Rock band Hawkwind penned a song which was supportive of his supposed plight, while even now a site on the social networking site Facebook calling on Dryden to be freed has 922 members.
Colleagues of Mr Collinson reported that, after his death, the public were more aggressive towards civic centre staff.
In a book by author Chris Foote-Wood called The Derwentside Story 1974-2009, written to mark the demise of Derwentside District Council due to local government reorganisation, former council leader Joe Rhind said: "The murder of our chief planning officer was a huge shock to everybody.
"Never before had we thought that a council officer, or a councillor, might be harmed in the course of doing his or her duty. Council staff were put under terrific pressure.
"For the first time members of the public started to get aggressive. We had to bring in new procedures to avoid anything like this happening again."
Part of the reason for public sympathy towards Dryden was because the bulldozer arrived with Mr Collinson to demolish his bungalow amid a fanfare of publicity, with TV news crews, reporters and photographers present.
This could have been construed as public humiliation, but Peter Reynolds, a former colleague of Mr Collinson, saw things differently.
He said: "Harry Collinson was a very conscientious officer.
"He was determined not only to do everything exactly correctly, but that everything should be done openly and honestly.
"All the necessary approvals were in place, and the council could have sent a bulldozer in the night and knocked down Dryden’s bungalow without anybody knowing.
"Instead, Harry arranged for the demolition to take place during the day, and notified Dryden in advance."
Twenty years on and it is difficult to find anyone who will speak publicly in support of Dryden.
Alex Watson, another former Derwentside leader who was on the planning committee at the time of the shooting, said: "People may have some sympathy for Albert but nobody would condone cold-blooded murder of a conscientious planning officer and a decent man."
Technology has brought it all home
Colin George Multimedia Editor
WHEN the crowd of reporters gathered around Albert Dryden’s house 20 years ago, they were the singular looking glass through which the public could witness dramatic events.
The subsequent TV footage, photos and eyewitness accounts brought home the horror of his shooting spree in a way people had rarely seen before.
The world has moved on since then, and the advent of the internet and the explosion of 24-hour media means news can touch people in ways we couldn’t imagine in 1991.
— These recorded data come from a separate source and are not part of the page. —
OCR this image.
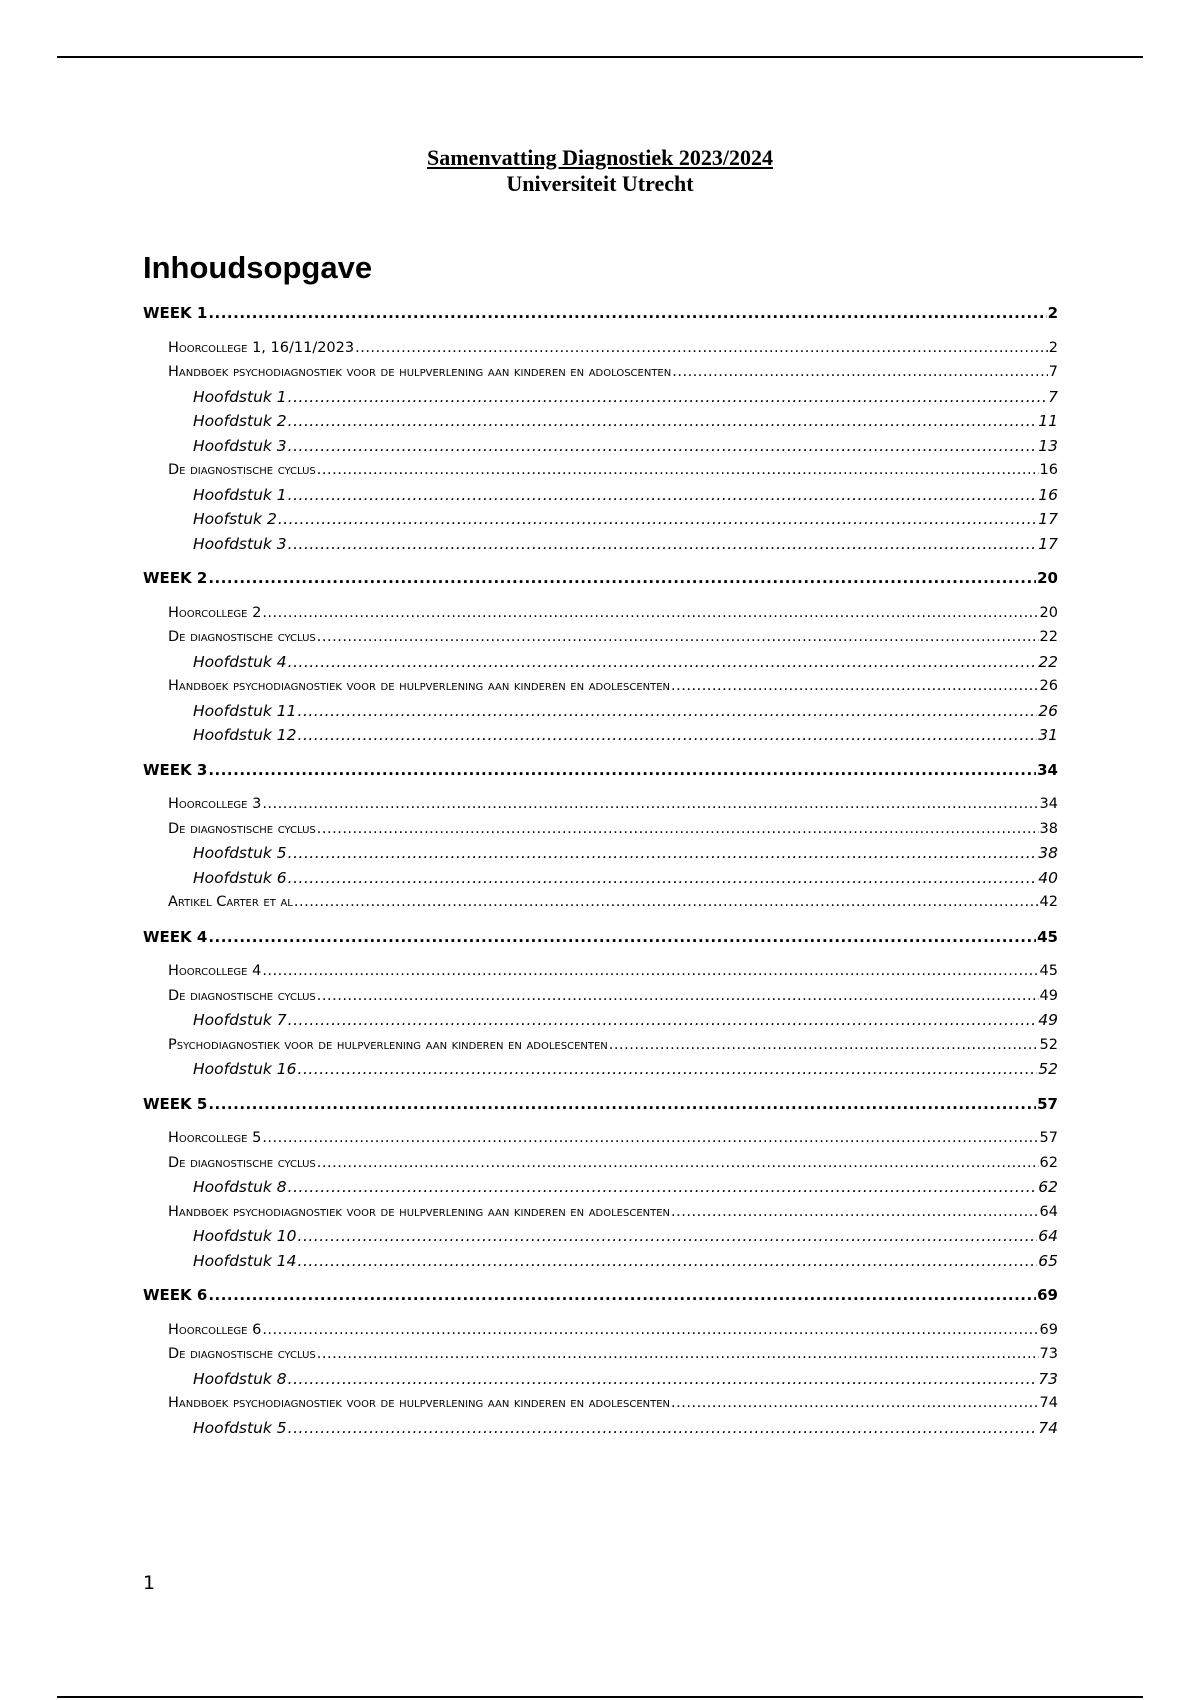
Samenvatting Diagnostiek 2023/2024
Universiteit Utrecht
Inhoudsopgave
WEEK 1 .....	2
Hoorcollege 1, 16/11/2023 .....	2
Handboek psychodiagnostiek voor de hulpverlening aan kinderen en adoloscenten .....	7
Hoofdstuk 1 .....	7
Hoofdstuk 2 .....	11
Hoofdstuk 3 .....	13
De diagnostische cyclus .....	16
Hoofdstuk 1 .....	16
Hoofstuk 2 .....	17
Hoofdstuk 3 .....	17
WEEK 2 .....	20
Hoorcollege 2 .....	20
De diagnostische cyclus .....	22
Hoofdstuk 4 .....	22
Handboek psychodiagnostiek voor de hulpverlening aan kinderen en adolescenten .....	26
Hoofdstuk 11 .....	26
Hoofdstuk 12 .....	31
WEEK 3 .....	34
Hoorcollege 3 .....	34
De diagnostische cyclus .....	38
Hoofdstuk 5 .....	38
Hoofdstuk 6 .....	40
Artikel Carter et al .....	42
WEEK 4 .....	45
Hoorcollege 4 .....	45
De diagnostische cyclus .....	49
Hoofdstuk 7 .....	49
Psychodiagnostiek voor de hulpverlening aan kinderen en adolescenten .....	52
Hoofdstuk 16 .....	52
WEEK 5 .....	57
Hoorcollege 5 .....	57
De diagnostische cyclus .....	62
Hoofdstuk 8 .....	62
Handboek psychodiagnostiek voor de hulpverlening aan kinderen en adolescenten .....	64
Hoofdstuk 10 .....	64
Hoofdstuk 14 .....	65
WEEK 6 .....	69
Hoorcollege 6 .....	69
De diagnostische cyclus .....	73
Hoofdstuk 8 .....	73
Handboek psychodiagnostiek voor de hulpverlening aan kinderen en adolescenten .....	74
Hoofdstuk 5 .....	74
1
Now we are used to seeing reports, photographs and video from the scenes of horrific events. But this deluge of coverage has not diluted the impact of atrocities. Far from it.
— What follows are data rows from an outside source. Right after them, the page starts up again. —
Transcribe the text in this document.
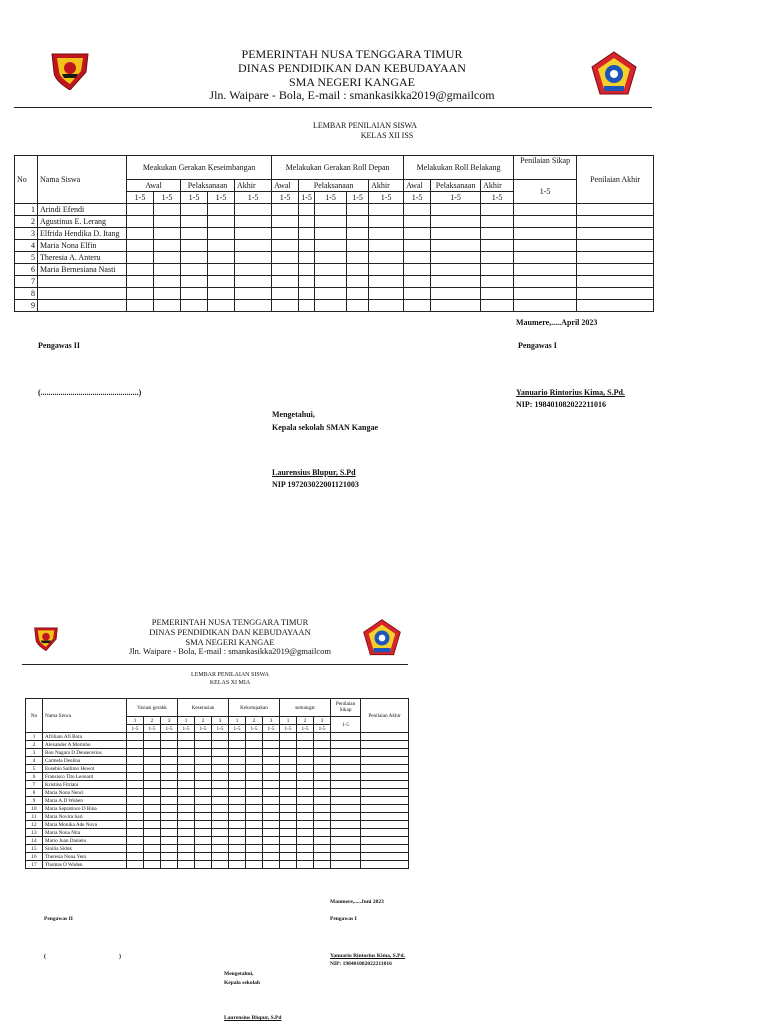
PEMERINTAH NUSA TENGGARA TIMUR
DINAS PENDIDIKAN DAN KEBUDAYAAN
SMA NEGERI KANGAE
Jln. Waipare - Bola, E-mail : smankasikka2019@gmailcom
LEMBAR PENILAIAN SISWA
KELAS XII ISS
No	Nama Siswa	Meakukan Gerakan Keseimbangan					Melakukan Gerakan Roll Depan					Melakukan Roll Belakang			Penilaian Sikap	Penilaian Akhir
		Awal		Pelaksanaan		Akhir	Awal	Pelaksanaan			Akhir	Awal	Pelaksanaan	Akhir	1-5	
		1-5	1-5	1-5	1-5	1-5	1-5	1-5	1-5	1-5	1-5	1-5	1-5	1-5		
1	Arindi Efendi															
2	Agustinus E. Lerang															
3	Elfrida Hendika D. Itang															
4	Maria Nona Elfin															
5	Theresia A. Anteru															
6	Maria Bernesiana Nasti															
7																
8																
9																
Maumere,.....April 2023
Pengawas II	Pengawas I
(.................................................)	Yanuario Rintorius Kima, S.Pd.
NIP: 198401082022211016
Mengetahui,
Kepala sekolah SMAN Kangae
Laurensius Blupur, S.Pd
NIP 197203022001121003
PEMERINTAH NUSA TENGGARA TIMUR
DINAS PENDIDIKAN DAN KEBUDAYAAN
SMA NEGERI KANGAE
Jln. Waipare - Bola, E-mail : smankasikka2019@gmailcom
LEMBAR PENILAIAN SISWA
KELAS XI MIA
No	Nama Siswa	Variasi gerakk			Keserasian			Kekompakan			semangat			Penilaian Sikap	Penilaian Akhir
		1	2	3	1	2	3	1	2	3	1	2	3	1-5	
		1-5	1-5	1-5	1-5	1-5	1-5	1-5	1-5	1-5	1-5	1-5	1-5		
1	Afriliani Afi Bota														
2	Alexander A Morinho														
3	Bou Nagara D Deusecerios														
4	Carmela Deolina														
5	Eusebio Sallimo Hewot														
6	Fransisco Tito Leonard														
7	Kristina Fitriani														
8	Maria Nona Nenci														
9	Maria A.D Woben														
10	Maria Sepratince D Rina														
11	Maria Novira Sari														
12	Maria Monika Ade Nova														
13	Maria Nona Nita														
14	Mario Juan Danielo														
15	Sinilia Sidok														
16	Theresia Nona Yeni														
17	Thomas O Woden														
Maumere,.....Juni 2023
Pengawas II	Pengawas I
(	)	Yanuario Rintorius Kima, S.Pd.
NIP: 198401082022211016
Mengetahui,
Kepala sekolah
Laurensius Blupur, S.Pd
And on the morning of July 3 last year, when a similar panic gripped the North East as killer Raoul Moat went on his gun spree, the power of our digital news coverage in tandem with print went a long way towards informing the public.
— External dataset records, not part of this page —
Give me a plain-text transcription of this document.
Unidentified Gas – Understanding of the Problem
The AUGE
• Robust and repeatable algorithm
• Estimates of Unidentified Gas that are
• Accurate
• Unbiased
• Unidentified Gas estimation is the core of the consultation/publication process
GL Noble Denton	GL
The Journal and our sister paper the Evening Chronicle first broke the news on our websites at around 8am as details began to emerge of the double shooting in Birtley, Gateshead.
As the day wore on and the manhunt for Moat grew, our reporters on the scene provided video reports on our site and YouTube channel, as well as witness reaction to the killing.
We then revealed how Facebook profiles showed the relationship between gun victim Samantha Stobbart and Moat.
Recent activity on Samantha’s page showed how she went from being "in a relationship" to "single" days before the shooting that left her fighting for her life.
This insight into the heart of their relationship was something that could never have been envisaged two decades previously.
We also used Twitter to share word of the latest developments, and when Moat was cornered in Rothbury nearly a week after going on the run, our live blog ran until the fateful end.
As a newspaper, it is our job to shine light on these dark events, and celebrate the achievements that go on in your community.
And whether it is through live coverage of local council meetings and elections, to the recent fire at the Byker scrapyard that could be seen across the North East, we will continue to do that through all the ways we can.